El caballero antiquísimo


Ya decía yo que me habían tendido una trampa. Me dejó intranquilo la lejanía del castillo, la soledad reinante, el nombre del anfitrión que me dejó esperando hasta la medianoche para abrir la puerta; lo que se contaba sobre él.

De no ser por la ráfaga constante que me helaba el esqueleto, me hubiera quedado afuera, para entregar el Libro empaquetado y despedirme incluso sin mi propina. Me hubiera subido al carruaje para recorrer la noche a mi suerte.

El caballero solitario me invitó a entrar, con ojos oprimentes que evité a toda costa. Sentí la amenaza creciente en la falta de servidumbre... había cortinas de partículas indudablemente centenarias.
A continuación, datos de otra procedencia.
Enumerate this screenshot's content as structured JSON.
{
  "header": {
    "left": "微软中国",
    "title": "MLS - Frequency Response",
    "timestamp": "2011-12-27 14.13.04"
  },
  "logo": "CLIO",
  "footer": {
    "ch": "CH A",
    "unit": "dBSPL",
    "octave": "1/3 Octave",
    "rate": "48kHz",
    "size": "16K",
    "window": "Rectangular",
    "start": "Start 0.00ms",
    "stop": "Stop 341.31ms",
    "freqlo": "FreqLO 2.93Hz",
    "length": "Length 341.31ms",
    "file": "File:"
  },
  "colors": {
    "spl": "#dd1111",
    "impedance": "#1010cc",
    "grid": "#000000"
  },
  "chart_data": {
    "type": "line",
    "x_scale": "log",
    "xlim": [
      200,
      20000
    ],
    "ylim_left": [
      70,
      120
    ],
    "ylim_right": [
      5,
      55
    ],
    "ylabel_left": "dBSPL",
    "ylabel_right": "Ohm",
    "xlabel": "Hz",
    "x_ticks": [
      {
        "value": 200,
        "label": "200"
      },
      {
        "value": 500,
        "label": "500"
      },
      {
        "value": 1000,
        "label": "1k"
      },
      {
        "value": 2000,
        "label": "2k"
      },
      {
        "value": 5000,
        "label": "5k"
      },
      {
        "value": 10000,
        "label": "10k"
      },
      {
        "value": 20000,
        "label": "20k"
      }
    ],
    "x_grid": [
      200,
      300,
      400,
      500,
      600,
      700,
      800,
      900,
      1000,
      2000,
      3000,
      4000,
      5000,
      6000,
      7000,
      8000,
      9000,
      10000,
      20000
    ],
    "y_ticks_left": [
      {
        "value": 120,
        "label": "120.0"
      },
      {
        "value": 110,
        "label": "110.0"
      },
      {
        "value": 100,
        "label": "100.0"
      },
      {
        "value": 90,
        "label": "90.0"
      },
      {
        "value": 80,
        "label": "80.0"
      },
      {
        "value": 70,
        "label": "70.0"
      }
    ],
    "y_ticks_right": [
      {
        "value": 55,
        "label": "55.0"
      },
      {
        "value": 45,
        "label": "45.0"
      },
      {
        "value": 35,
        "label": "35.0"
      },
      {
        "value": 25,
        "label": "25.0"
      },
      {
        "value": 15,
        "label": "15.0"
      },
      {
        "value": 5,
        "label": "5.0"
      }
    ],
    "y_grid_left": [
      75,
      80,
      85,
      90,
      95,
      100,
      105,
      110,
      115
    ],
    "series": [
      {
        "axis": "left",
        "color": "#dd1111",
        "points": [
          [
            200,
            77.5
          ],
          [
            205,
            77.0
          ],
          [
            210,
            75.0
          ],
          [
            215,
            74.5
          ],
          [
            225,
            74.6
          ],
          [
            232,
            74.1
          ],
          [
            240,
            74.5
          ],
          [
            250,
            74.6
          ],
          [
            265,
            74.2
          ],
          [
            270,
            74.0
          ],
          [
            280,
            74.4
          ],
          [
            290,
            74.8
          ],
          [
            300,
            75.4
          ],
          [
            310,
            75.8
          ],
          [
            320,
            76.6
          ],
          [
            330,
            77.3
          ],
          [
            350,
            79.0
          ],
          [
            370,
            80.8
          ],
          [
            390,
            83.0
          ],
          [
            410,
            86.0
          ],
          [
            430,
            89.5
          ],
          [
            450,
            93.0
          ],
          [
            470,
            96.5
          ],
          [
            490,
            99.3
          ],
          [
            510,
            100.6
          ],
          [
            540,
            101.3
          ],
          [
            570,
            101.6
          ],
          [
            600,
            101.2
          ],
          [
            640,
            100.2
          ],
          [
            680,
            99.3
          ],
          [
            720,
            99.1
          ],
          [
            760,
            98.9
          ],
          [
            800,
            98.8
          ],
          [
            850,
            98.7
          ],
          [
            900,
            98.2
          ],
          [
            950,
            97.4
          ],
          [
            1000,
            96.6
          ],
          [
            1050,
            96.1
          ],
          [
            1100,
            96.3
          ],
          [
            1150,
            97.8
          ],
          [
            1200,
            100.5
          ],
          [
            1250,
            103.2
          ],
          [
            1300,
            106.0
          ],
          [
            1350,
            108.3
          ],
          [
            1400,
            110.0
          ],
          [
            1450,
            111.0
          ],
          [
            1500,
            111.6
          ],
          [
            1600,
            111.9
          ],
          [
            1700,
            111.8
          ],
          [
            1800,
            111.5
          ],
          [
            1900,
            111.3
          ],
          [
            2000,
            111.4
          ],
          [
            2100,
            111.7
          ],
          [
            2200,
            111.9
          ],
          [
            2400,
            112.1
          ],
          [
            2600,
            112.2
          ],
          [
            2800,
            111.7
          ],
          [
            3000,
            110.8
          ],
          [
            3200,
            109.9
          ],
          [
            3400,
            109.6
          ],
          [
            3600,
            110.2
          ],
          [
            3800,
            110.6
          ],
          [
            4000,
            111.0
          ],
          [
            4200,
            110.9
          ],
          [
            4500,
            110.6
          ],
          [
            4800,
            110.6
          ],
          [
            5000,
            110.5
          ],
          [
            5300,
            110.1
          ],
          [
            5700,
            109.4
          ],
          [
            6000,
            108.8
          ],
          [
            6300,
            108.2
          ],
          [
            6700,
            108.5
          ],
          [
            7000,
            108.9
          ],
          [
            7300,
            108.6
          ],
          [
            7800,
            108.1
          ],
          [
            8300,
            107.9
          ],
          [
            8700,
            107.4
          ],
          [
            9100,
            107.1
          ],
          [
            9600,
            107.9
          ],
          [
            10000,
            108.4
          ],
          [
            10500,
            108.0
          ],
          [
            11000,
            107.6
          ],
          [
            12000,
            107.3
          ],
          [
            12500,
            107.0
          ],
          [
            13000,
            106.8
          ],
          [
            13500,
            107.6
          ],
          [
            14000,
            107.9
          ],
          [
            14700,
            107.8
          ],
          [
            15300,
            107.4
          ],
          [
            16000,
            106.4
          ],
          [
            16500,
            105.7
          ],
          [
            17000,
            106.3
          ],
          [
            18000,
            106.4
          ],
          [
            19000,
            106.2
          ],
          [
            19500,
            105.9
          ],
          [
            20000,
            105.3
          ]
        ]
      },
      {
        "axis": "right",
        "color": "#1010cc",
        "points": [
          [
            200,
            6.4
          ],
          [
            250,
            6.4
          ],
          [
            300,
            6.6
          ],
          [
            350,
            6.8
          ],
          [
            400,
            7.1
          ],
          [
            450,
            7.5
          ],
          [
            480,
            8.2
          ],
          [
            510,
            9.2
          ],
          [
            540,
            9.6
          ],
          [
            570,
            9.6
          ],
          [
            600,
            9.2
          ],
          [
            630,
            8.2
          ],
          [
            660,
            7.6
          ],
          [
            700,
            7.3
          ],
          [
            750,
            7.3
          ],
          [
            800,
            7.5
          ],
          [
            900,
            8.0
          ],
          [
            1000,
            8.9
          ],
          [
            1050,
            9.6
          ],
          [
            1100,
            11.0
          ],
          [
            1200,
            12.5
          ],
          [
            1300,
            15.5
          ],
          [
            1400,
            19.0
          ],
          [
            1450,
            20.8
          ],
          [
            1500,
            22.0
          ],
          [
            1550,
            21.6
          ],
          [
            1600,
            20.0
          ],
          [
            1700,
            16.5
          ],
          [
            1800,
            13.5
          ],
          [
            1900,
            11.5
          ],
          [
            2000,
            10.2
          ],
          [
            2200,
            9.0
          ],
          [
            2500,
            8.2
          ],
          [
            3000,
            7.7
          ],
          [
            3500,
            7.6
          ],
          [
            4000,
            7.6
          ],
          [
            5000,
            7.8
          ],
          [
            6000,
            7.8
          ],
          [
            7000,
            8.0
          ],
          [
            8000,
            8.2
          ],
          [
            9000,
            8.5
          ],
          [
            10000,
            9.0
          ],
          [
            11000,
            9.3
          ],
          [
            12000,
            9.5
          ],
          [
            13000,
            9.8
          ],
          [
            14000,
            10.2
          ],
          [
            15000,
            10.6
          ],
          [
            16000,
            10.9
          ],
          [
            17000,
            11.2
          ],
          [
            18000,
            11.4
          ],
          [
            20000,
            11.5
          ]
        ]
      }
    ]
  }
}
No había chimenea que aportara calidez o un suave crepitar para esa quietud sobrecogedora. Sólo estaba yo con él: uno a la defensiva, el otro al acecho.

No hacían eco sus pasos. Se contoneaba envuelto en una capa negra, bañada por el haz de luna.

En mi aviso de retirada, escuché su negativa, y por primera y última vez, lo miré a la cara. Los pómulos anómalos se alzaban en una sonrisa plateada... sonrisa de ávido apetito.